Reputation: 61
How can I create the sparksession?
scala> import org.apache.spark.SparkConf
import org.apache.spark.SparkConf
scala> import org.apache.spark.SparkContext
import org.apache.spark.SparkContext
scala> val conf = SparkSession.builder.master("local").appName("testing").enableHiveSupport().getOrCreate()

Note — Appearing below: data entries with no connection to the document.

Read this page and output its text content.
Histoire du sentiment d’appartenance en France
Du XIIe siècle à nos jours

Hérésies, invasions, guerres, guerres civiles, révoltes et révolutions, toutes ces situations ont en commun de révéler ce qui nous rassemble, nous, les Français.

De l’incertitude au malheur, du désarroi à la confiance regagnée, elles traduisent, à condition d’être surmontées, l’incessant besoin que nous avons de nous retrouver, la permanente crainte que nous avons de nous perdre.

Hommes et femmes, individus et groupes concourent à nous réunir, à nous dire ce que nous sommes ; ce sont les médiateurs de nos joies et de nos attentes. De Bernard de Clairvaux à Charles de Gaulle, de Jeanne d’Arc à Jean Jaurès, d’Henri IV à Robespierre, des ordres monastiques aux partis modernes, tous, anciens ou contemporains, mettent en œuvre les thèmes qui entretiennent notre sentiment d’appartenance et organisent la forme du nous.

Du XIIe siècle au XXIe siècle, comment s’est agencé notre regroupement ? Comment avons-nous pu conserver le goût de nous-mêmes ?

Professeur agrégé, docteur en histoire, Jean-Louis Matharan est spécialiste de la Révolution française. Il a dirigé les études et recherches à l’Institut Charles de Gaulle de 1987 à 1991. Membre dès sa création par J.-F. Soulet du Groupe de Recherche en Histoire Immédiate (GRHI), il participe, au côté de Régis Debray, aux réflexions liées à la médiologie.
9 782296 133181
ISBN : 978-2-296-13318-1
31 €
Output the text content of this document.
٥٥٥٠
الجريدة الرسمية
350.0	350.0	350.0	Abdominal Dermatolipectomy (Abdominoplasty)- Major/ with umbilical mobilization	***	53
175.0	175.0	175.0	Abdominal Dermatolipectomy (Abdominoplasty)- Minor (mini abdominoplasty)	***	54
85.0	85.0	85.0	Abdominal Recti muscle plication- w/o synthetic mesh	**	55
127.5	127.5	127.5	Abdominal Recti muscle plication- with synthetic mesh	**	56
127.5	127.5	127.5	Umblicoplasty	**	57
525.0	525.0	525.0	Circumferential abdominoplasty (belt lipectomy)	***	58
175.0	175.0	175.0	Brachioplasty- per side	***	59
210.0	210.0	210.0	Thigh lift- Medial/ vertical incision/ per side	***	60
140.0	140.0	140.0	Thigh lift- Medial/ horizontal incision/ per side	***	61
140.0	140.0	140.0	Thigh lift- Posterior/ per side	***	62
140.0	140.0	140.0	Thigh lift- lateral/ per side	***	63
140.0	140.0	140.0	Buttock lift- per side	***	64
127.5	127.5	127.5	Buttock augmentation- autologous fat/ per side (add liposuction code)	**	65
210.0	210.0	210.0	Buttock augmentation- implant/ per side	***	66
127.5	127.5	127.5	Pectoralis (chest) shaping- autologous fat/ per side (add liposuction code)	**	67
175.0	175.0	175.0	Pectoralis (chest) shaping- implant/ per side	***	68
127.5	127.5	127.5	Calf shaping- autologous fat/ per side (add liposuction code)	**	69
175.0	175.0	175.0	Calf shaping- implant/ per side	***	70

<console>:27: error: not found: value SparkSession
val conf = SparkSession.builder.master("local").appName("testing").enableHiveSupport().getOrCreate()
Upvotes: 6
Views: 21991
Reputation: 28219
Scala Spark:
import org.apache.spark.sql.SparkSession
val conf = SparkSession.builder.master("local").appName("testing").enableHiveSupport().getOrCreate()
PySpark:
from pyspark.sql import SparkSession
spark = SparkSession.builder \
.appName("testing") \
.enableHiveSupport() \
.getOrCreate()
Add .config("spark.some.config.option", "some-value")
before .getOrCreate()
to set config.
Refer: Scala Docs, Python Docs
Upvotes: 0
Reputation: 19318
As undefined_variable mentioned, you need to run import org.apache.spark.sql.SparkSession
to access the SparkSession
class.
It was also mentioned that you don't need to create your own SparkSession in the Spark console because it's already created for you.
Notice the "Spark session available as 'spark'" message when the console is started.
You can run this code in the console but it actually doesn't create a new SparkSession:
val conf = SparkSession.builder.master("local").appName("testing").enableHiveSupport().getOrCreate()
The getOrCreate
portion tells Spark to use an existing SparkSession if it exists and only create a new SparkSession if necessary. In this case, the Spark Shell created a SparkSession, so the existing SparkSession will be used.
conf == spark // true
See this post for more information on how to manage the SparkSession in production applications.
Upvotes: 1
Reputation: 6218
SparkSession is available in spark 2.x
import org.apache.spark.sql.SparkSession
Though when you start spark shell SparkSession is already available as spark
variable.
Upvotes: 5